L’episodio di cui si è parlato di più è stato però il bombardamento contro il convoglio umanitario dell’ONU, per diversi motivi. Il convoglio era gestito dalla Mezzaluna Rossa Araba Siriana, un’organizzazione no-profit che stava operando per conto dell’ONU: era formato da 31 camion, di cui almeno 18 sono stati danneggiati o distrutti nell’attacco, e avrebbe dovuto essere il primo a consegnare gli aiuti alla popolazione di una città controllata dai ribelli. ONU, Stati Uniti e molti osservatori hanno accusato i siriani dell’attacco, ma martedì il ministro della Difesa russo ha sostenuto che in realtà non ci sia stato alcun bombardamento, e che i danni siano stati provocati da un’esplosione con altre cause (al momento l’ipotesi russa sembra non avere alcun fondamento: sia le immagini riprese che i testimoni presenti raccontano un’altra storia).

La questione della consegna degli aiuti è stata una delle più discusse nell’ultima settimana: la tregua era stata raggiunta da Stati Uniti (che in Siria combatte contro lo Stato Islamico) e Russia (che è alleata di Assad), e accettata dal regime di Assad e da alcuni gruppi di ribelli. Uno degli obiettivi più importanti dell’accordo doveva essere umanitario: l’ONU si sarebbe fatta carico di portare cibo e medicine nei quartieri e nelle città siriane sotto assedio, una tattica di guerra molto brutale e praticata soprattutto dal regime di Assad. Il problema è che nel corso dell’ultima settimana l’ONU non è riuscita a consegnare alcun aiuto umanitario: il regime siriano prima non ha dato l’autorizzazione al passaggio dei camion umanitari, poi ha cominciato a richiedere particolari permessi. A ciò si è aggiunto anche il rifiuto di alcuni gruppi ribelli e altre parti della guerra siriana di ritirarsi dalle strade da cui dovevano passare i convogli, come stabilito dalla tregua. Insomma: gli aiuti non sono stati consegnati e lunedì sera il convoglio dell’ONU – quello che finalmente avrebbe dovuto arrivare a destinazione – è stato bombardato.

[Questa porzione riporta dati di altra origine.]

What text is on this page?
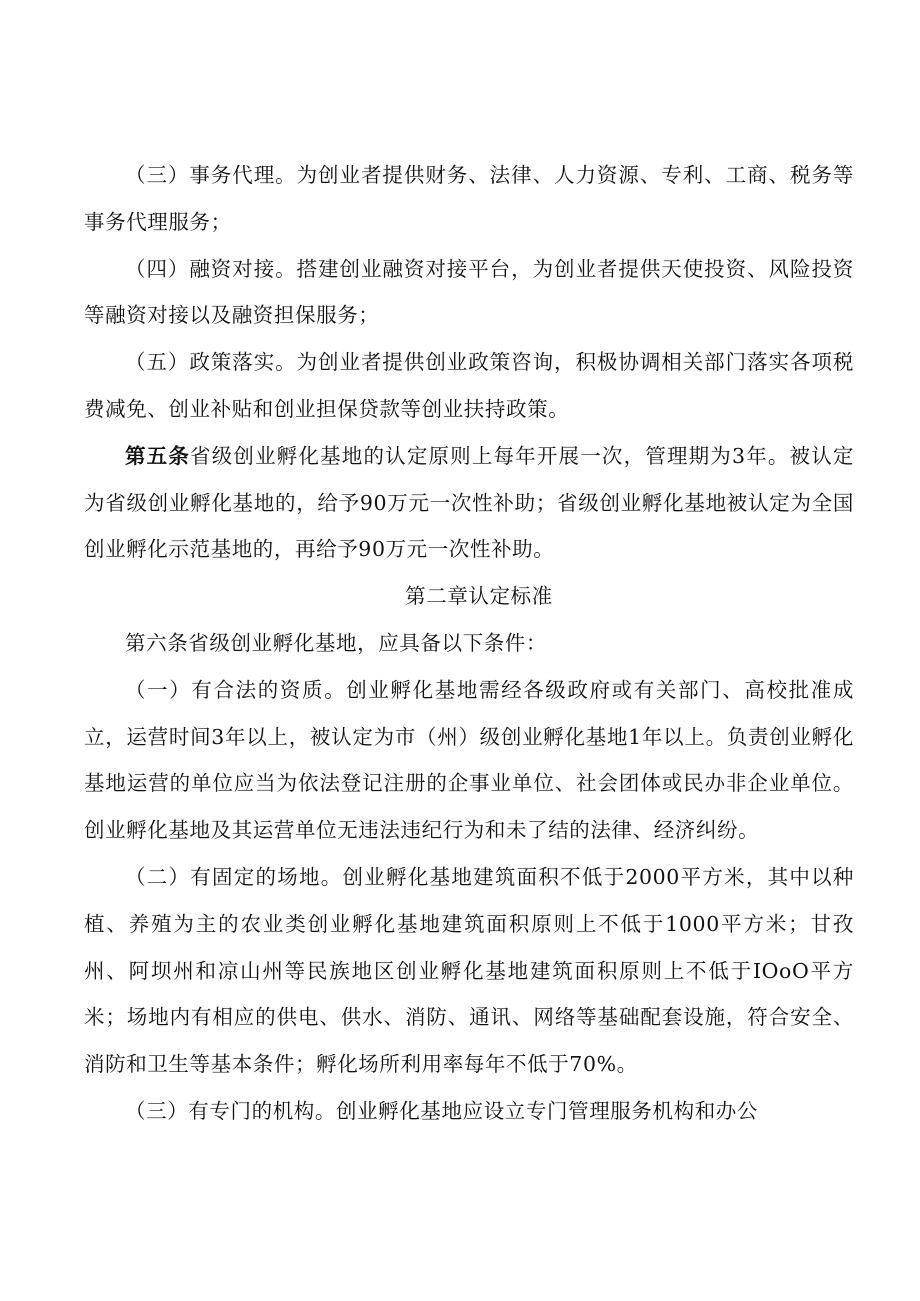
（三）事务代理。为创业者提供财务、法律、人力资源、专利、工商、税务等事务代理服务；

（四）融资对接。搭建创业融资对接平台，为创业者提供天使投资、风险投资等融资对接以及融资担保服务；

（五）政策落实。为创业者提供创业政策咨询，积极协调相关部门落实各项税费减免、创业补贴和创业担保贷款等创业扶持政策。

第五条省级创业孵化基地的认定原则上每年开展一次，管理期为3年。被认定为省级创业孵化基地的，给予90万元一次性补助；省级创业孵化基地被认定为全国创业孵化示范基地的，再给予90万元一次性补助。

第二章认定标准

第六条省级创业孵化基地，应具备以下条件：

（一）有合法的资质。创业孵化基地需经各级政府或有关部门、高校批准成立，运营时间3年以上，被认定为市（州）级创业孵化基地1年以上。负责创业孵化基地运营的单位应当为依法登记注册的企事业单位、社会团体或民办非企业单位。创业孵化基地及其运营单位无违法违纪行为和未了结的法律、经济纠纷。

（二）有固定的场地。创业孵化基地建筑面积不低于2000平方米，其中以种植、养殖为主的农业类创业孵化基地建筑面积原则上不低于1000平方米；甘孜州、阿坝州和凉山州等民族地区创业孵化基地建筑面积原则上不低于IOoO平方米；场地内有相应的供电、供水、消防、通讯、网络等基础配套设施，符合安全、消防和卫生等基本条件；孵化场所利用率每年不低于70%。

（三）有专门的机构。创业孵化基地应设立专门管理服务机构和办公
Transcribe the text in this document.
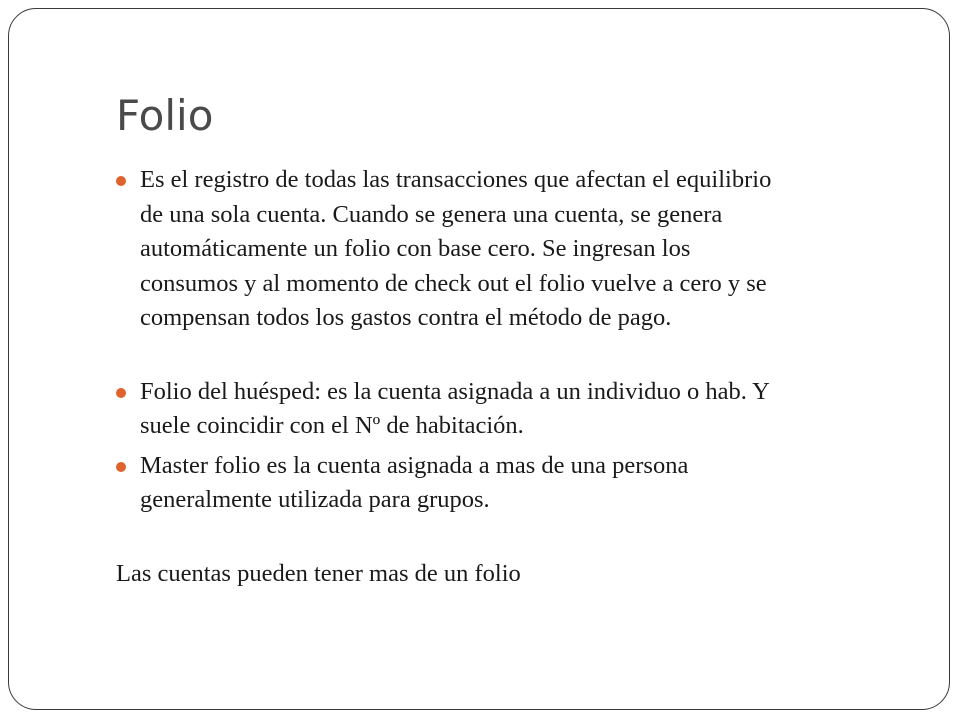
Folio
Es el registro de todas las transacciones que afectan el equilibrio
de una sola cuenta. Cuando se genera una cuenta, se genera
automáticamente un folio con base cero. Se ingresan los
consumos y al momento de check out el folio vuelve a cero y se
compensan todos los gastos contra el método de pago.
Folio del huésped: es la cuenta asignada a un individuo o hab. Y
suele coincidir con el Nº de habitación.
Master folio es la cuenta asignada a mas de una persona
generalmente utilizada para grupos.

Las cuentas pueden tener mas de un folio
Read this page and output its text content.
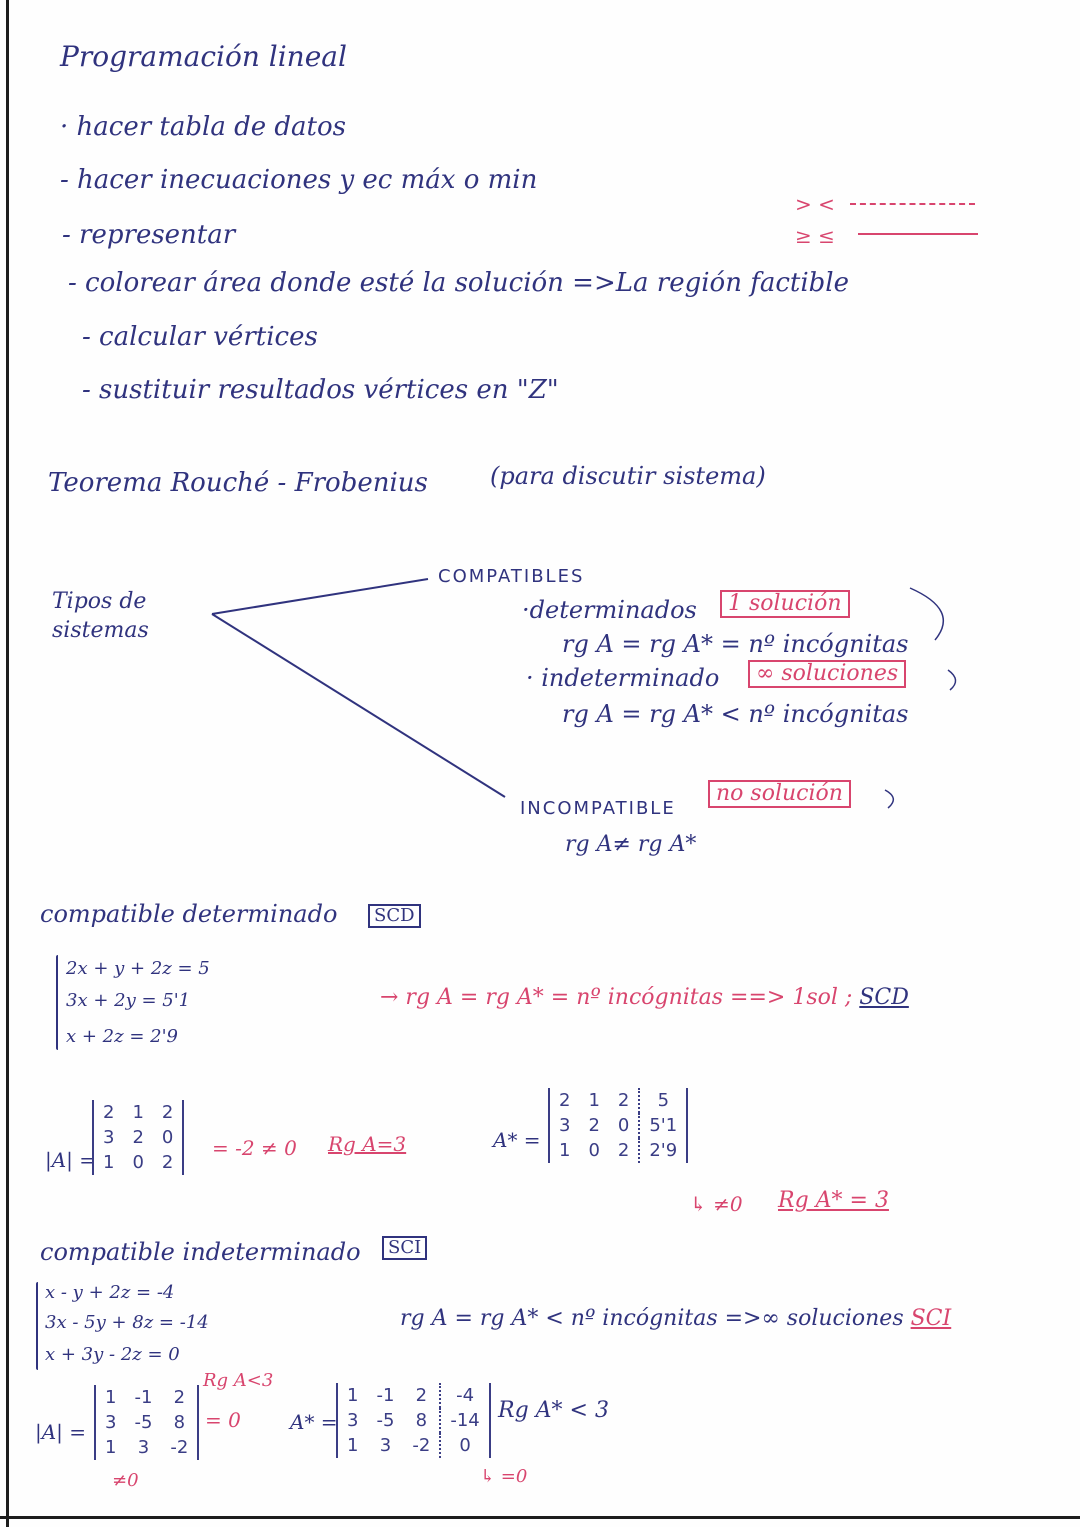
Programación lineal
· hacer tabla de datos
- hacer inecuaciones y ec máx o min
- representar
- colorear área donde esté la solución =>La región factible
- calcular vértices
- sustituir resultados vértices en "Z"
> <
≥ ≤
Teorema Rouché - Frobenius	(para discutir sistema)
Tipos de sistemas
COMPATIBLES
·determinados	1 solución
rg A = rg A* = nº incógnitas
· indeterminado	∞ soluciones
rg A = rg A* < nº incógnitas
INCOMPATIBLE
no solución
rg A≠ rg A*
compatible determinado	SCD
2x + y + 2z = 5
3x + 2y = 5'1
x + 2z = 2'9
→ rg A = rg A* = nº incógnitas ==> 1sol ; SCD
|A| =
2	1	2
3	2	0
1	0	2
= -2 ≠ 0 Rg A=3	A* =
2	1	2	5
3	2	0	5'1
1	0	2	2'9
↳ ≠0 Rg A* = 3
compatible indeterminado	SCI
x - y + 2z = -4
3x - 5y + 8z = -14
x + 3y - 2z = 0
rg A = rg A* < nº incógnitas =>∞ soluciones SCI
Rg A<3
|A| =
1	-1	2
3	-5	8
1	3	-2
= 0
≠0
A* =
1	-1	2	-4
3	-5	8	-14
1	3	-2	0
↳ =0
Rg A* < 3
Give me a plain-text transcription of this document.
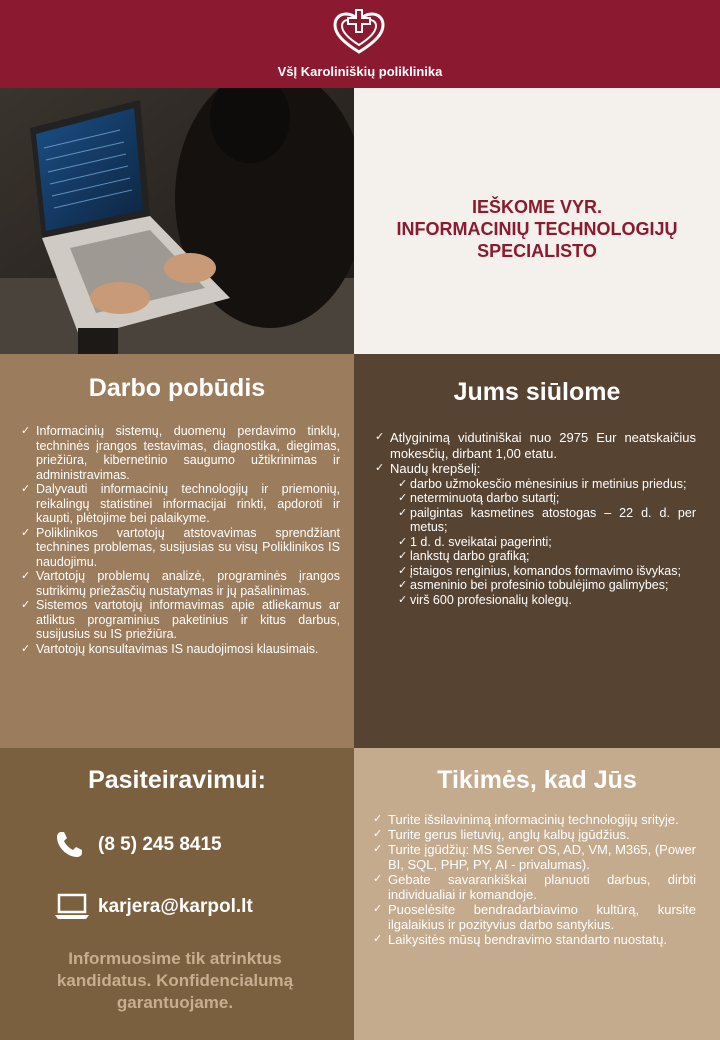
VšĮ Karoliniškių poliklinika
IEŠKOME VYR.
INFORMACINIŲ TECHNOLOGIJŲ
SPECIALISTO
Darbo pobūdis
✓ Informacinių sistemų, duomenų perdavimo tinklų, techninės įrangos testavimas, diagnostika, diegimas, priežiūra, kibernetinio saugumo užtikrinimas ir administravimas.
✓ Dalyvauti informacinių technologijų ir priemonių, reikalingų statistinei informacijai rinkti, apdoroti ir kaupti, plėtojime bei palaikyme.
✓ Poliklinikos vartotojų atstovavimas sprendžiant technines problemas, susijusias su visų Poliklinikos IS naudojimu.
✓ Vartotojų problemų analizė, programinės įrangos sutrikimų priežasčių nustatymas ir jų pašalinimas.
✓ Sistemos vartotojų informavimas apie atliekamus ar atliktus programinius paketinius ir kitus darbus, susijusius su IS priežiūra.
✓ Vartotojų konsultavimas IS naudojimosi klausimais.
Jums siūlome
✓ Atlyginimą vidutiniškai nuo 2975 Eur neatskaičius mokesčių, dirbant 1,00 etatu.
✓ Naudų krepšelį:
✓ darbo užmokesčio mėnesinius ir metinius priedus;
✓ neterminuotą darbo sutartį;
✓ pailgintas kasmetines atostogas – 22 d. d. per metus;
✓ 1 d. d. sveikatai pagerinti;
✓ lankstų darbo grafiką;
✓ įstaigos renginius, komandos formavimo išvykas;
✓ asmeninio bei profesinio tobulėjimo galimybes;
✓ virš 600 profesionalių kolegų.
Pasiteiravimui:
(8 5) 245 8415
karjera@karpol.lt
Informuosime tik atrinktus
kandidatus. Konfidencialumą
garantuojame.
Tikimės, kad Jūs
✓ Turite išsilavinimą informacinių technologijų srityje.
✓ Turite gerus lietuvių, anglų kalbų įgūdžius.
✓ Turite įgūdžių: MS Server OS, AD, VM, M365, (Power BI, SQL, PHP, PY, AI - privalumas).
✓ Gebate savarankiškai planuoti darbus, dirbti individualiai ir komandoje.
✓ Puoselėsite bendradarbiavimo kultūrą, kursite ilgalaikius ir pozityvius darbo santykius.
✓ Laikysitės mūsų bendravimo standarto nuostatų.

Non è chiaro cosa succederà ora. La tregua firmata da Stati Uniti e Russia prevedeva che dopo una settimana di “riduzione significativa delle violenze” i due paesi cominciassero a collaborare per bombardare lo Stato Islamico e Jabhat Fateh al Sham, il gruppo prima conosciuto come Jabhat al Nusra (l’ex divisione di al Qaida in Siria). Negli ultimi giorni però è successo un po’ di tutto: non solo l’attacco contro il convoglio dell’ONU, ma anche il bombardamento compiuto per errore dagli aerei americani sui soldati siriani di Bashar al Assad a Deir Ezzor, una città dell’est della Siria, e le ripetute violazioni della tregua. Questi eventi hanno portato la diffidenza tra americani e russi a livelli altissimi e hanno mostrato il completo disinteresse del regime di Assad a rispettare gli accordi internazionali.

Il segretario di Stato americano John Kerry, che ha sostenuto molto la tregua firmata con la Russia, sembra avere intenzione di andare avanti, tra lo stupore di molti analisti ed esperti. Kerry ha detto: «I siriani non hanno fatto l’accordo. I russi hanno fatto l’accordo. Noi dobbiamo vedere cosa dicono i russi. Ma il punto, la cosa importante, è che i russi hanno bisogno di controllare Assad, che evidentemente sta bombardando indiscriminatamente, anche i convogli umanitari. Quindi aspettiamo, vediamo e mettiamo insieme i fatti. Dobbiamo capire dove siamo e poi prenderemo una decisione. Ma non abbiamo a disposizione tutti i fatti in questo momento».